I have seen a CSI where a 2 liter bottle was taped to the end of a pistol and made a one time use silencer of course this would only work with a very high powered rifle of a close range def not with a pellet gun or .22 id sat use bait and get it in ur yard or ask permission from ur neighboor


----------



## Woogie_man (Nov 18, 2006)

hasen't a thread like this already been posted... and DELETED! Granted the laws on silencers here in ND are a little sketchy..... they are legal to own with the proper stamps.... that and it isn't worth making one... the min. fine is something like $1,500 and no more than 3 years in jail....


----------



## scottjes000 (Jan 26, 2007)

the only thing I ve heard of is to stick a whole patato on the end of your barrel

never tryed it

most likely blow up a fire arm barrel


----------



## Horsager (Aug 31, 2006)

Hunt3R, this is a cut/paste from the ATF website.

Making of a silencer by an unlicensed person for personal use does not require
any license or notification to ATF under the GCA. However, under the NFA the
making of a silencer must be approved in advance by ATF. Unlicensed persons
must file an ATF Form 1, Application to Make a Firearm, pay a $200 making tax,
and comply with all other provisions of the law prior to making the firearm.
Approval of the Form 1 results in registration of the silencer to the maker.
Subsequent transfers of the registered silencer must be approved in advance by
ATF. Possession of a silencer not registered to the possessor, and a making or
transfer that does not comply with the NFA and regulations are punishable by
imprisonment for up to 10 years, a fine of $250,000, or both.


----------



## MiniMarine0311 (May 20, 2007)

I know this post hasn't had anyone post anything for a while but I'm new to the site and thought I would let you in on my experince with a home made silencer. Silencer with the bottle...I've used it before not here in the states but when I was depolyed in iraq....They have dogs all over the place there. Kind of like coyotes but they are domesticated dogs that the people would raise and give the boot to. At first we were given permission to shoot the dogs so it wasn't a big deal, when we would see one coming towards where we lived (it was under an over pass) we would just call in saying we were going to shoot a dog they gave the go ahead when the back area was clear we would drop the dog and go pick it up and dispose of it.
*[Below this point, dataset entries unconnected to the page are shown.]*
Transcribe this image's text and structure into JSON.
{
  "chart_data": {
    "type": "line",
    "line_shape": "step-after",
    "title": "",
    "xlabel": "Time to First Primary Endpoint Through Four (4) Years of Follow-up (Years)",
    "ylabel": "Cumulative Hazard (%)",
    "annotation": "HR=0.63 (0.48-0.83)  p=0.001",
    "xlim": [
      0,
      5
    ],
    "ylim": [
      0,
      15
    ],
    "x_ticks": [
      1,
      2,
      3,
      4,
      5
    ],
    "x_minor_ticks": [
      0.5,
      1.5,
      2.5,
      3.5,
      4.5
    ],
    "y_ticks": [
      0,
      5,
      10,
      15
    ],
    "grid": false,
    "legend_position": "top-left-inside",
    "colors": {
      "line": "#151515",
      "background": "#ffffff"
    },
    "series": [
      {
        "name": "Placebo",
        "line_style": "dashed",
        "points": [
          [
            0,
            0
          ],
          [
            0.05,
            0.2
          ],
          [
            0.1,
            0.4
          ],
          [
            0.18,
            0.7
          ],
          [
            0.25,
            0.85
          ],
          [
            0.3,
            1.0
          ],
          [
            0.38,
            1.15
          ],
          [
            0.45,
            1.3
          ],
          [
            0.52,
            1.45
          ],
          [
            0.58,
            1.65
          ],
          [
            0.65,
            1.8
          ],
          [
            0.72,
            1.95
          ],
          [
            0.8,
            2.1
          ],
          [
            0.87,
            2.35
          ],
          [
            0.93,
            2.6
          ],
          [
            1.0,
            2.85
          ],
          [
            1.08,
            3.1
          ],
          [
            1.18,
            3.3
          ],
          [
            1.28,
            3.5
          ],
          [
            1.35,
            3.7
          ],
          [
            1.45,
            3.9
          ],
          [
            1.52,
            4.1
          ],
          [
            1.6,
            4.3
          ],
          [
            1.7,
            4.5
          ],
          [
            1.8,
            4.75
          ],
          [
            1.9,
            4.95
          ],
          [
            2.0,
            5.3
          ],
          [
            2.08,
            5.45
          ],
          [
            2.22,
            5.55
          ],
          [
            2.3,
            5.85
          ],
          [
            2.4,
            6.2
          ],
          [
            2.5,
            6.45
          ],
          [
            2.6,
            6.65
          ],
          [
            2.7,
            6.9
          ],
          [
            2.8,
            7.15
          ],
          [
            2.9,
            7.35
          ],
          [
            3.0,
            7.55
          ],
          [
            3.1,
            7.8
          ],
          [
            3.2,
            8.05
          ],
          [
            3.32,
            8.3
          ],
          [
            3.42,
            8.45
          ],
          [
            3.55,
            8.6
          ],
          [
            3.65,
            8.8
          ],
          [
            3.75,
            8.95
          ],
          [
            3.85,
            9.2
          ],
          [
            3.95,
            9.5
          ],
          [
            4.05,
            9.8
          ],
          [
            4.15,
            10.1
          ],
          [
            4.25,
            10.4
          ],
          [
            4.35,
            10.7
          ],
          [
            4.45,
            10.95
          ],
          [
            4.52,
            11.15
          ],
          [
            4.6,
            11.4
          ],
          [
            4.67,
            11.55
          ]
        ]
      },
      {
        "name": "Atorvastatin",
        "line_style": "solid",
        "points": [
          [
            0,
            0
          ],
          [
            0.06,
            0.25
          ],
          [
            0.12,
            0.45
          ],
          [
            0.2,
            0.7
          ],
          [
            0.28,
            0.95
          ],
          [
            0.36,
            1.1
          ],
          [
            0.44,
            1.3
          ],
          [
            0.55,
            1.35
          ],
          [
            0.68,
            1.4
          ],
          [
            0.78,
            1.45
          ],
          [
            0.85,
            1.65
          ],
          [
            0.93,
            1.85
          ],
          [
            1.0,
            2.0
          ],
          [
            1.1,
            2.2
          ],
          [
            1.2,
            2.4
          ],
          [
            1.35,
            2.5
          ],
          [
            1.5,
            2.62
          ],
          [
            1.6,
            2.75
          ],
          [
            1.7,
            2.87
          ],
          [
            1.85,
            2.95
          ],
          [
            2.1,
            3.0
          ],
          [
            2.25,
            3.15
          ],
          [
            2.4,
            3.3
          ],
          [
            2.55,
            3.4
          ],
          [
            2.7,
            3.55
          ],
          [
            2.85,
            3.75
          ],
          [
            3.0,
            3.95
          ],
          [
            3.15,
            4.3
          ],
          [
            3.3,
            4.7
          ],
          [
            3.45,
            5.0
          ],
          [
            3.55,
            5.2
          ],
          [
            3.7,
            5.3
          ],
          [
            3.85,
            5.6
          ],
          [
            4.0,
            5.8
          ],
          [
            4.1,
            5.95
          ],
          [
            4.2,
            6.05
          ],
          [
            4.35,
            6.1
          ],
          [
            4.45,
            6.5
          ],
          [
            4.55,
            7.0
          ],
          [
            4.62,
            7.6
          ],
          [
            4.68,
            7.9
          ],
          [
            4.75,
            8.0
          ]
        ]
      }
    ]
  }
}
They would also give our position away at night when we would be conducting night operations. Then the higher ups got a bug up there back side about shooting dogs and said we couldn't anymore. But they were still giving away our postions, and they were getting into our garbage it was a mess so we started using the water bottles we had over there tapped it to the end of our M 16s and bang it wasn't super quite but it was defently muffled enough that they couldn't hear us sniping dogs. So it can be done just don't take more then one shot.


----------